Kenji Uchino, one of the pioneers in piezoelectric actuators, is Founding Director of International Center for Actuators and Transducers and Professor of EE and MatSE at Penn State University. He was Associate Director (Global Technology Awareness) at The US Office of Naval Research – Global Tokyo Office (2010-2014). He was also the Founder and Senior Vice President of Micromechatronics Inc., State College, PA (2004-20010). He became Research Associate/Assistant Professor (1976) in Physical Electronics Department at Tokyo Institute of Technology, Japan, then, joined Sophia University, Japan as Associate Professor in Physics Department in 1985. He was recruited from The Penn State University in 1991. He was the Founding Chair of Smart Actuators/Sensors Committee, Japan Technology Transfer Association sponsored by Ministry of Economics, Trading and Industries, Japan (1987-2014), and is a long-term Chair of International Conference on New Actuators, Messe Bremen, Germany since 1997. 
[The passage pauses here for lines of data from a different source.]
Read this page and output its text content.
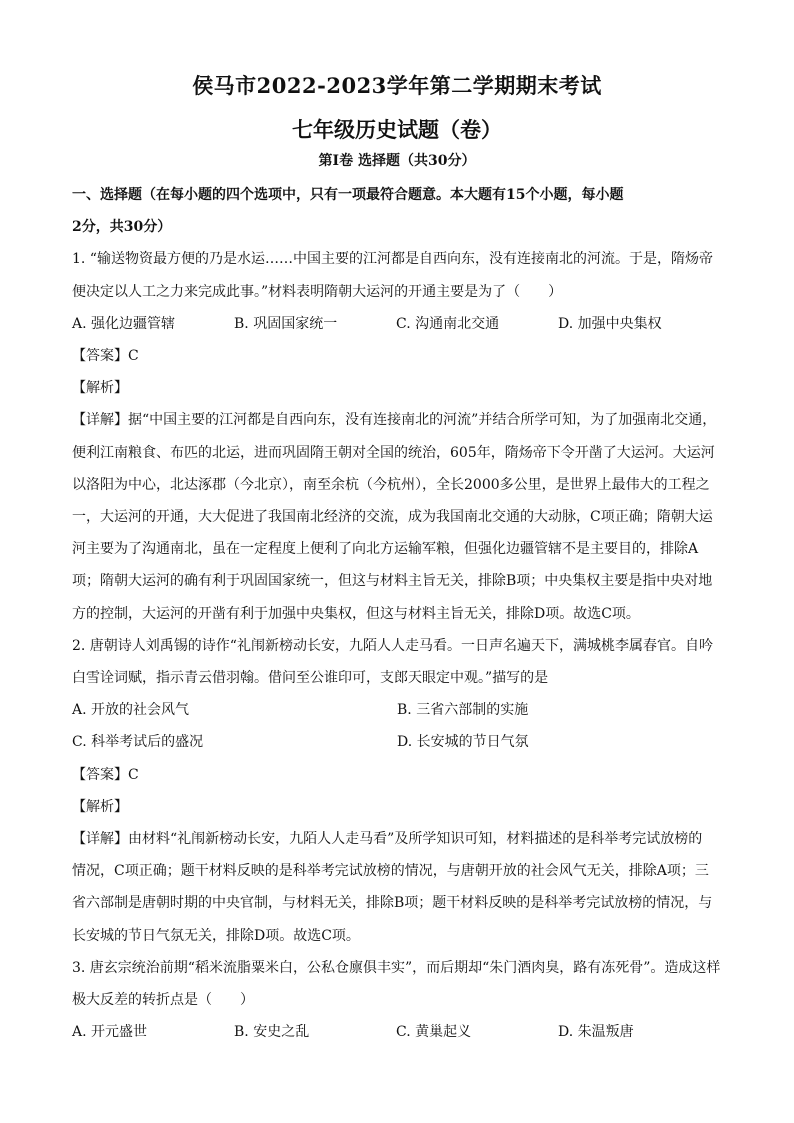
侯马市2022-2023学年第二学期期末考试
七年级历史试题（卷）
第Ⅰ卷 选择题（共30分）

一、选择题（在每小题的四个选项中，只有一项最符合题意。本大题有15个小题，每小题

2分，共30分）

1. “输送物资最方便的乃是水运……中国主要的江河都是自西向东，没有连接南北的河流。于是，隋炀帝

便决定以人工之力来完成此事。”材料表明隋朝大运河的开通主要是为了（　　）

A. 强化边疆管辖	B. 巩固国家统一	C. 沟通南北交通	D. 加强中央集权

【答案】C

【解析】

【详解】据“中国主要的江河都是自西向东，没有连接南北的河流”并结合所学可知，为了加强南北交通，

便利江南粮食、布匹的北运，进而巩固隋王朝对全国的统治，605年，隋炀帝下令开凿了大运河。大运河

以洛阳为中心，北达涿郡（今北京），南至余杭（今杭州），全长2000多公里，是世界上最伟大的工程之

一，大运河的开通，大大促进了我国南北经济的交流，成为我国南北交通的大动脉，C项正确；隋朝大运

河主要为了沟通南北，虽在一定程度上便利了向北方运输军粮，但强化边疆管辖不是主要目的，排除A

项；隋朝大运河的确有利于巩固国家统一，但这与材料主旨无关，排除B项；中央集权主要是指中央对地

方的控制，大运河的开凿有利于加强中央集权，但这与材料主旨无关，排除D项。故选C项。

2. 唐朝诗人刘禹锡的诗作“礼闱新榜动长安，九陌人人走马看。一日声名遍天下，满城桃李属春官。自吟

白雪诠词赋，指示青云借羽翰。借问至公谁印可，支郎天眼定中观。”描写的是

A. 开放的社会风气	B. 三省六部制的实施
C. 科举考试后的盛况	D. 长安城的节日气氛

【答案】C

【解析】

【详解】由材料“礼闱新榜动长安，九陌人人走马看”及所学知识可知，材料描述的是科举考完试放榜的

情况，C项正确；题干材料反映的是科举考完试放榜的情况，与唐朝开放的社会风气无关，排除A项；三

省六部制是唐朝时期的中央官制，与材料无关，排除B项；题干材料反映的是科举考完试放榜的情况，与

长安城的节日气氛无关，排除D项。故选C项。

3. 唐玄宗统治前期“稻米流脂粟米白，公私仓廪俱丰实”，而后期却“朱门酒肉臭，路有冻死骨”。造成这样

极大反差的转折点是（　　）

A. 开元盛世	B. 安史之乱	C. 黄巢起义	D. 朱温叛唐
His research interest is in solid state physics, especially in ferroelectrics and piezoelectrics, including basic research on theory, materials, device designing and fabrication processes, as well as application development of solid state actuators/sensors for precision positioners, micro-robotics, ultrasonic motors, smart structures, piezoelectric transformers and energy harvesting. K. Uchino is known as the discoverer/inventor of the following topics: (1) lead magnesium niobate (PMN)-based electrostricive materials, (2) cofired multilayer piezoelectric actuators (MLA), (3) superior piezoelectricity in relaxor-lead titanate-based piezoelectric single crystals (PZN-PT), (4) photostrictive phenomenon, (5) shape memory ceramics, (6) magnetoelectric composite sensors, (7) transient response control scheme of piezoelectric actuators (Pulse-Drive technique), (8) micro ultrasonic motors, (9) multilayer disk piezoelectric transformers, and (10) piezoelectric loss characterization methodology. He has authored 570 papers, 75 books and 31 patents in the ceramic actuator area.

He is a Fellow of American Ceramic Society since 1997, a Fellow of IEEE since 2012, and also is a recipient of 29 awards, including Distinguished Lecturer of the IEEE UFFC Society (2018), International Ceramic Award from Global Academy of Ceramics (2016), IEEE-UFFC Ferroelectrics Recognition  Award (2013), Inventor Award from Center for Energy Harvesting Materials and Systems, Virginia Tech (2011), Premier Research Award from The Penn State Engineering Alumni Society (2011).